UV Detection:  Simplest method. Place the protein in a quartz curette read the sample.   Almost all proteins have absorbence in the ultraviolet spectra.   What is actually being measured is the presence of phenylalanine, tyrosine and tryptophan.  The number of these in the protein is the determining factor in how strong the absorbence/mg. The more Phe Tyr and Trp the stronger the absorbence the fewer the weaker.  Proteins actually very widely in there absorbence but the rule of thumb is 1 AU= 1 mg/ml, The value for pure proteins  normally ranges from 0.4 to 2.4  although there are some proteins that have an absorbtivity of 0 AU/mg, no Phe Tyr, and Trp, up to as high as 20.  BSA a commonly used standard has an absorbtivity of 0.66AU/ for a 1 mg/ml solution.

The Folin- Lowry Method
One of the oldest amplified methods for proteins. There are a number of interfering reagents and the linked paper is a modified method to avoid some of the problems we will not be using the ptt step in the paper.   The basis of the method is the biuret color reaction which depends on the interaction of copper with the amide backbone of the protein. That reaction is then amplified with the Folin reagent which provides additional color.  The reaction is partially dependent on the amounts of Tyr and Trp in the protein and can vary significantly. The assay's range is from 20-400 µg/ml but is best used below 100 µg/ml.

The Bradford Method
This Method is a dye binding method using Coomassie Brilliant Blue G250, the G is important.  Bio-Rad makes a stabilized Bradford reagent which is commonly used and ignorant individuals may call this the Bio-Rad Method. Please correct them gently.  The Basis of the method is a chromatic shift in the dye when it binds to protein.  The dye interacts with both aromatic and positively charged residues. Variation in these residues will cause variation in the assay.   Detergents are a major interfering agent and the method is inappropriate when protein solutions contain those agents. this has a range from about 5-50 ug of protein in the assay

The BCA Method
Popularized by Pierce Biochemical this method is similar to the Folin-Lowry Method.  The Copper reagents are almost identical. It is somewhat more sensitive in the 5-100ug of protein in the assay.  The Pierce website is useful in understanding this assay.
 
 

The Lab
This task has you compare 4 methods for determining protein concentrations you will use Bovine Serum Albumin (BSA) Hexokinase and Lysozyme and create standard curves for each.
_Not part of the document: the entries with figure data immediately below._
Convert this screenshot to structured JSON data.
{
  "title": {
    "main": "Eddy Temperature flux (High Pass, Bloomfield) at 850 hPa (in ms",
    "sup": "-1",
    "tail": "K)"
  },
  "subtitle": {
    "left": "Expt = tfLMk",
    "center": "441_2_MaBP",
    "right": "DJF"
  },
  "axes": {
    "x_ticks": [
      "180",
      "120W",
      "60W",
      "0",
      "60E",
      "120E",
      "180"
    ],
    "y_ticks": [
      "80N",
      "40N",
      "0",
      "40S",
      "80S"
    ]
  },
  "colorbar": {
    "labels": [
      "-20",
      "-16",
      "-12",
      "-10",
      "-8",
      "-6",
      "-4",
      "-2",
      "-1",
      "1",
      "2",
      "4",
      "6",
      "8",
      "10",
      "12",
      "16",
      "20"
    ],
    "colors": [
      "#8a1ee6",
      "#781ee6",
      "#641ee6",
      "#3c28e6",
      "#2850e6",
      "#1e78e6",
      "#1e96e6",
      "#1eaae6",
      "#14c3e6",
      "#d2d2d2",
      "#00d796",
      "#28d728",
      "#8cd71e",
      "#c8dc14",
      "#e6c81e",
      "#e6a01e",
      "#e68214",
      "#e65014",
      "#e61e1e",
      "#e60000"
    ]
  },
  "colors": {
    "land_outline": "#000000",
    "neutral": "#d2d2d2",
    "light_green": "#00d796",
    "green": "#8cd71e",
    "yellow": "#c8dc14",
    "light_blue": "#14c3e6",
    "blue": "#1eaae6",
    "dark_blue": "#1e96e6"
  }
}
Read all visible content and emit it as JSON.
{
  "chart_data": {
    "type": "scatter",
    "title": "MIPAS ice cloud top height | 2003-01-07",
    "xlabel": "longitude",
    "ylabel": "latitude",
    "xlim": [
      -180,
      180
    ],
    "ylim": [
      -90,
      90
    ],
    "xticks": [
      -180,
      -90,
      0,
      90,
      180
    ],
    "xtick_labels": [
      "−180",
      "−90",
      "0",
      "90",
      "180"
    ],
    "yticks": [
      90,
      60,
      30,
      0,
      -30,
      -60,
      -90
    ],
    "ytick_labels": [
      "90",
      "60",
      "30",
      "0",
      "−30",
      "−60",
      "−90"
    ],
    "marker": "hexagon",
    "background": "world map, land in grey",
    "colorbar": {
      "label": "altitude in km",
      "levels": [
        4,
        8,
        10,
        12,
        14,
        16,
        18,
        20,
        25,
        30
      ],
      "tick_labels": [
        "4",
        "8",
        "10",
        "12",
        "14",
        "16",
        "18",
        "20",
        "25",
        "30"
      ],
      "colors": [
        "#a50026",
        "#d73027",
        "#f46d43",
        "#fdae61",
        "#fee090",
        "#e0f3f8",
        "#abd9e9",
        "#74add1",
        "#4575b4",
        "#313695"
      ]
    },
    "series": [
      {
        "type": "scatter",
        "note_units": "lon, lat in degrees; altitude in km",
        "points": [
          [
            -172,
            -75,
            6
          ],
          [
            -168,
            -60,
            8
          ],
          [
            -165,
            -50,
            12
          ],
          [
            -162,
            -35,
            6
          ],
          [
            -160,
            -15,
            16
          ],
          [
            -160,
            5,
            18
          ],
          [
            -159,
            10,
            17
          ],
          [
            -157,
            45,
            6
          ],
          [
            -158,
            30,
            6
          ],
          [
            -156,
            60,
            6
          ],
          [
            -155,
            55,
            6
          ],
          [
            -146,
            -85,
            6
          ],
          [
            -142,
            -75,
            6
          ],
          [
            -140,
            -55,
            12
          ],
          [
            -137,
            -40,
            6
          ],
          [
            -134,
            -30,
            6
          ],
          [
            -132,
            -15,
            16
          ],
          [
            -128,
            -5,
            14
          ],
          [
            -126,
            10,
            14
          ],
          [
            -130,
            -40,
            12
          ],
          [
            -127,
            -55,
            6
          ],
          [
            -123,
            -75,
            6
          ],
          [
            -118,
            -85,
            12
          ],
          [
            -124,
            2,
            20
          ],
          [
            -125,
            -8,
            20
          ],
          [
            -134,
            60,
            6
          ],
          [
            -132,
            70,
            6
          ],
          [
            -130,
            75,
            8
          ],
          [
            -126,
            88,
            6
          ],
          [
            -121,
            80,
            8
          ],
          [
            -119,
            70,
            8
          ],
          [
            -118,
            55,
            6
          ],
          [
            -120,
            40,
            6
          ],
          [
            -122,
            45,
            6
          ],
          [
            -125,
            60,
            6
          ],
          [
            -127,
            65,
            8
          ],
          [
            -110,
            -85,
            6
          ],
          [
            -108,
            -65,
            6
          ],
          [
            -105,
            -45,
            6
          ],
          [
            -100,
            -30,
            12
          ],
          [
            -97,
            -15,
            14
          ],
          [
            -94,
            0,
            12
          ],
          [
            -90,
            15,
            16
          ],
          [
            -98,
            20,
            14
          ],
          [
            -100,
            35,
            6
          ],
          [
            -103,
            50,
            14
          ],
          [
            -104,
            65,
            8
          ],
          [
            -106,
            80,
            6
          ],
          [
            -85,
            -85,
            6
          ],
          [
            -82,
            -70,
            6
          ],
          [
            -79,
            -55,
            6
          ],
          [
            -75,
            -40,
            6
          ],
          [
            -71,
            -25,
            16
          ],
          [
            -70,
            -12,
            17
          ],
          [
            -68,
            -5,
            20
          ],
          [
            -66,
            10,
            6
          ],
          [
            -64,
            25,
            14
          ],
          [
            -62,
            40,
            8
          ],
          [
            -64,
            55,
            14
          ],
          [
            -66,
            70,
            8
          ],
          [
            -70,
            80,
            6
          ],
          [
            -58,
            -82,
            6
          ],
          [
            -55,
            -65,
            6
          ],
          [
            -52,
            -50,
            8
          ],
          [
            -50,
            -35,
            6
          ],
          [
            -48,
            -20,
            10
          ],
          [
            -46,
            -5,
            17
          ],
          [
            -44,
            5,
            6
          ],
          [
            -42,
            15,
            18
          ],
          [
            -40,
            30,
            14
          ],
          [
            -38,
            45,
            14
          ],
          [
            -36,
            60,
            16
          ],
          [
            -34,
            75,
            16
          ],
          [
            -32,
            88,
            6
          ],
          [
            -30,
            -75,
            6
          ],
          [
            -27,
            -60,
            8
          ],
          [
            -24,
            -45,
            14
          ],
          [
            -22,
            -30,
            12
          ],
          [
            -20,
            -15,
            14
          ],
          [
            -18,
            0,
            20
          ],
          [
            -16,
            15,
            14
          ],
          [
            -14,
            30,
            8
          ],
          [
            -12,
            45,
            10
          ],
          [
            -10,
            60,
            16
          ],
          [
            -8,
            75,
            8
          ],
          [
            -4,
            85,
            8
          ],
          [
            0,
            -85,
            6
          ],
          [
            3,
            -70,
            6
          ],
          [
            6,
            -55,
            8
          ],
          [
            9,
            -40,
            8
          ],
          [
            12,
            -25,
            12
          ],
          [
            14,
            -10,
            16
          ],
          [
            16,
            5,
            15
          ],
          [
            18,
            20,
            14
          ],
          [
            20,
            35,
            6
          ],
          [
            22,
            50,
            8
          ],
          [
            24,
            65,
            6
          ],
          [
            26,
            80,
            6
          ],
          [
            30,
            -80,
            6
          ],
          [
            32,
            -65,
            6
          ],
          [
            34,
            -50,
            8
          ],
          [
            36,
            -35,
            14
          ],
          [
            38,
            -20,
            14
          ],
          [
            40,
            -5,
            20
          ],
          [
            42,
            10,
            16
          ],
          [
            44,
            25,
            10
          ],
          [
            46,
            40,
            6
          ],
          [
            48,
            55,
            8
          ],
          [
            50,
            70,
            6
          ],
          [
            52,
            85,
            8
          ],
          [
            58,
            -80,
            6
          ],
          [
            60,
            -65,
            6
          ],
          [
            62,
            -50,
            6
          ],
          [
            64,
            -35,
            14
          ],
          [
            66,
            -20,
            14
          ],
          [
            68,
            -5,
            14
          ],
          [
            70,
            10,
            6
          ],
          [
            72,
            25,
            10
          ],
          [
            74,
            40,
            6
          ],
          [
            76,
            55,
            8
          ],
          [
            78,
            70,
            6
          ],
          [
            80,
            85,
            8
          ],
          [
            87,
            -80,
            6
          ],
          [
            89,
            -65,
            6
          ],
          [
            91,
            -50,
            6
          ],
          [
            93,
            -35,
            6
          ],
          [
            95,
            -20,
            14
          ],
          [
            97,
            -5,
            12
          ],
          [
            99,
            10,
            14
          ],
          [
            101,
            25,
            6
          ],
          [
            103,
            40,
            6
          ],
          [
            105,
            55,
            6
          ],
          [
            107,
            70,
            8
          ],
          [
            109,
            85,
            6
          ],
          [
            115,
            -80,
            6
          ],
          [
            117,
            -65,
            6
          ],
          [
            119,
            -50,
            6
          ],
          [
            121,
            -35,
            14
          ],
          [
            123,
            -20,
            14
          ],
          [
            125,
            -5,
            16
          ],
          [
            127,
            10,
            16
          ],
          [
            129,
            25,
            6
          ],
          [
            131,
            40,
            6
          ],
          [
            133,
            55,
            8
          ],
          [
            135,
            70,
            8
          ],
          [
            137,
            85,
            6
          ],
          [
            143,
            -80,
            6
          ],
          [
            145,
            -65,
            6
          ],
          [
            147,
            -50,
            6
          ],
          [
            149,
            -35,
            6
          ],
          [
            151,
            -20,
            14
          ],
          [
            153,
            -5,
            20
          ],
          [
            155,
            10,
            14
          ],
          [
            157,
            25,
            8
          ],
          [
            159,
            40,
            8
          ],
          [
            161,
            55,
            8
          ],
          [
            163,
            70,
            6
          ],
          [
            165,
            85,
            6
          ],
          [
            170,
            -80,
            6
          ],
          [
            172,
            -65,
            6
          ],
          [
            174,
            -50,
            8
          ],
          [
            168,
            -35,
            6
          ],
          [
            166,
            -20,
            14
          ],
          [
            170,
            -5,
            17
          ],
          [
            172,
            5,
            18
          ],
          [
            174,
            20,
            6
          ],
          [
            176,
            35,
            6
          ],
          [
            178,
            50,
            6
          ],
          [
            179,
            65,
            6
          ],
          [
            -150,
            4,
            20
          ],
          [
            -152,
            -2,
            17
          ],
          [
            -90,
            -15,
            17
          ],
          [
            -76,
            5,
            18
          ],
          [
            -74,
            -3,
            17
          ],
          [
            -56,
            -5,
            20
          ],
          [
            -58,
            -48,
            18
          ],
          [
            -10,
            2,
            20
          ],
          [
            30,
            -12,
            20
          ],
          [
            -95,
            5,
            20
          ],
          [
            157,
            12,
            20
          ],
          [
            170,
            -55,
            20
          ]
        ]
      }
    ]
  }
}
Each of the methods has range of concentration where it works effectively.  You will need to design your protocol to reflect that.  

Please calculate dilutions of samples appropriately. You will need to generate sample curves for all methods starting with 2 mg/ml protein (This is a standard protein concentration that is regularly found in labs.).  BCA is a Kit that you will use. You will need to make the Lowry Assay reagents The Bradford reagent and the copper reagent for the BCA assay.  The Bradford reagent takes over night to go into solution so you will need to come in on the following day to filter your reagent.   .
The methods that we will be comparing will be the

Lowry assay
Bradford assay
BCA assay
280 absorbance
 
Week One  make stock reagents
Week Two perform Assays

Some questions to think about.  Feel free to address others.
Why are there upper limits on the concentrations for the assay?
Do the different assays give different responses for the samples?
What method would you choose for a protein that requires detergent in its storage/purification buffer?
Which would you choose to follow protein concentration during purification?